Selin kendisine garip garip bakan kardeşine baktığında tekrar süzülen yaşlarına içinden lanet etti. Tek yapabildiği şey ağlamaktı sadece ağlayabiliyordu konuşursa da ağlayacaktı onun yerine sessiz kalıp ağlamayı tercih ediyordu. Luna da arada ağlıyor gibi ses çıkartıyordu buna dayanamayıp daha çok ağlıyordu ikisinin özlediği tek bir kişi vardı ve ikisi aynı kişi tarafından terk edilmişti onu bir tek Luna’nın anladığını düşüyordu elini zar zor kaldırıp Luna’nın kafasına koydu Luna inler gibi kadının elini yalarken onun kendisiyle mutlu olup olmadığını sorguluyordu.
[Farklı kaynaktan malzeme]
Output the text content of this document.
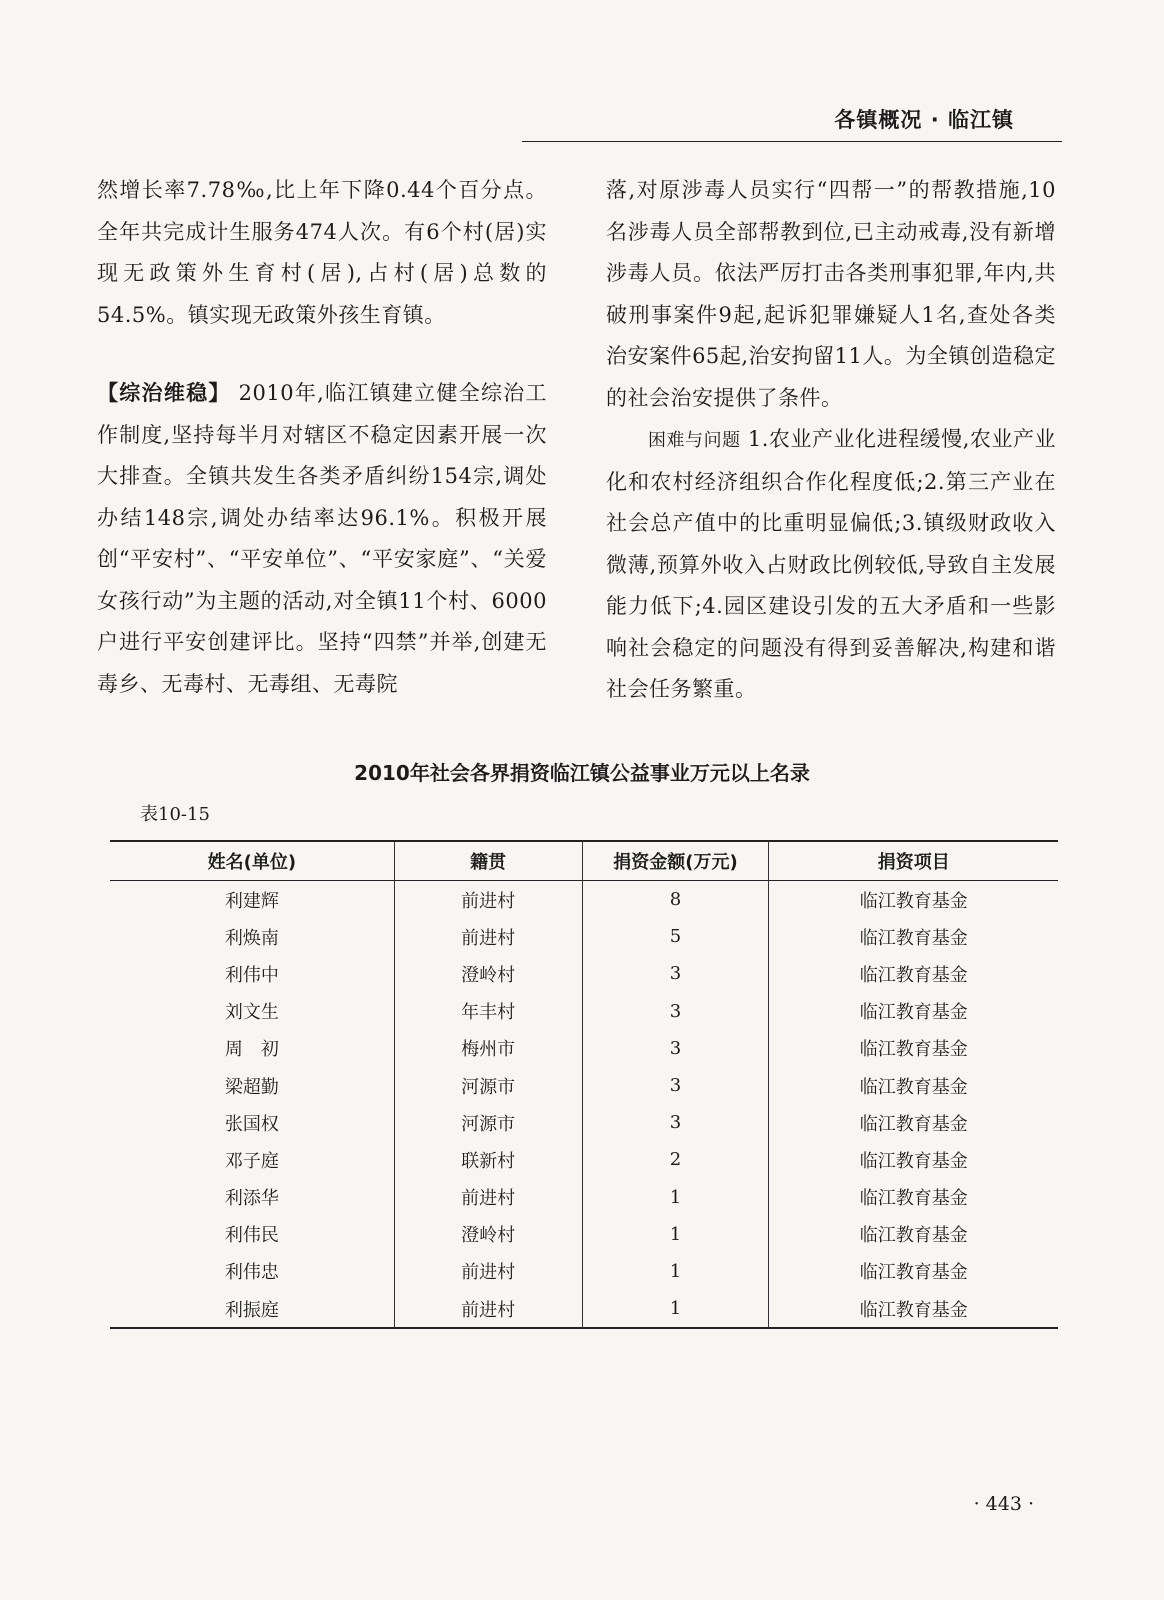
各镇概况 · 临江镇

然增长率7.78‰,比上年下降0.44个百分点。全年共完成计生服务474人次。有6个村(居)实现无政策外生育村(居),占村(居)总数的54.5%。镇实现无政策外孩生育镇。

【综治维稳】 2010年,临江镇建立健全综治工作制度,坚持每半月对辖区不稳定因素开展一次大排查。全镇共发生各类矛盾纠纷154宗,调处办结148宗,调处办结率达96.1%。积极开展创“平安村”、“平安单位”、“平安家庭”、“关爱女孩行动”为主题的活动,对全镇11个村、6000户进行平安创建评比。坚持“四禁”并举,创建无毒乡、无毒村、无毒组、无毒院

落,对原涉毒人员实行“四帮一”的帮教措施,10名涉毒人员全部帮教到位,已主动戒毒,没有新增涉毒人员。依法严厉打击各类刑事犯罪,年内,共破刑事案件9起,起诉犯罪嫌疑人1名,查处各类治安案件65起,治安拘留11人。为全镇创造稳定的社会治安提供了条件。

困难与问题 1.农业产业化进程缓慢,农业产业化和农村经济组织合作化程度低;2.第三产业在社会总产值中的比重明显偏低;3.镇级财政收入微薄,预算外收入占财政比例较低,导致自主发展能力低下;4.园区建设引发的五大矛盾和一些影响社会稳定的问题没有得到妥善解决,构建和谐社会任务繁重。

2010年社会各界捐资临江镇公益事业万元以上名录
表10-15
姓名(单位)	籍贯	捐资金额(万元)	捐资项目
利建辉	前进村	8	临江教育基金
利焕南	前进村	5	临江教育基金
利伟中	澄岭村	3	临江教育基金
刘文生	年丰村	3	临江教育基金
周　初	梅州市	3	临江教育基金
梁超勤	河源市	3	临江教育基金
张国权	河源市	3	临江教育基金
邓子庭	联新村	2	临江教育基金
利添华	前进村	1	临江教育基金
利伟民	澄岭村	1	临江教育基金
利伟忠	前进村	1	临江教育基金
利振庭	前进村	1	临江教育基金
· 443 ·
Luna, Can dışında hala kimsenin yanına yaklaşmasına izin vermiyordu Mete’nin ihanetini anlasaydı ona da izin vermezdi diye geçirdi içinden Selin ama Luna’nın şimdi onu görse ne kadar sevineceğini de bilmenin burukluğunu yaşıyordu.
“Bir şeyler yemen gerekiyor artık.” Büşra oldukça naif olmaya çalışıyordu sanki kırılgan bir cama dokunuyor gibiydi.
“Canım istemiyor.” Selin’in sesi oldukça çatallı ve berbat çıkmıştı. Gücü olsa evine giderdi ama yalnız kalsa aklını kaybetmekten korkuyordu ve gidecek hali yoktu.
“Luna’yı tuvalete çıkartmamız lazım sensiz çok zorlanıyor.” Büşra şu an tek zaafının Luna olduğunu biliyordu Kenan Luna ile cebelleşerek götürdüğü kısa tuvalet molalarından başka hiçbir şekilde Selin’in dibinden ayrılmıyordu. Selin gözlerini devirerek sıkıca yumdu her şey ağır geliyordu sanki ona, Luna'ya ve kendine yetemiyordu çok acısı vardı kaldıramayacak kadar çok...
“Mecalim yok.” Selin kurduğu kısa cümlelerle bile çok bitkin hissediyordu nasıl toparlanacağını ne yapacağını bilmiyordu tek yaptığı arada Yusuf ve Mehmet’le yazışıp sağlık durumlarını öğrenmek olmuştu geri kalan tüm günler dümdüz duvarı izleyerek adamın kendisine söylediği şeyleri kafasında ölçüp biçip yalanlarını yakalamaya çalışıp ona nasıl kendini kaptırdığını düşünmekle geçiyordu. İşin kötü yanı hala onu deli gibi özlüyor ve seviyor olmasının verdiği suçlulukla baş edemiyor olmasıydı.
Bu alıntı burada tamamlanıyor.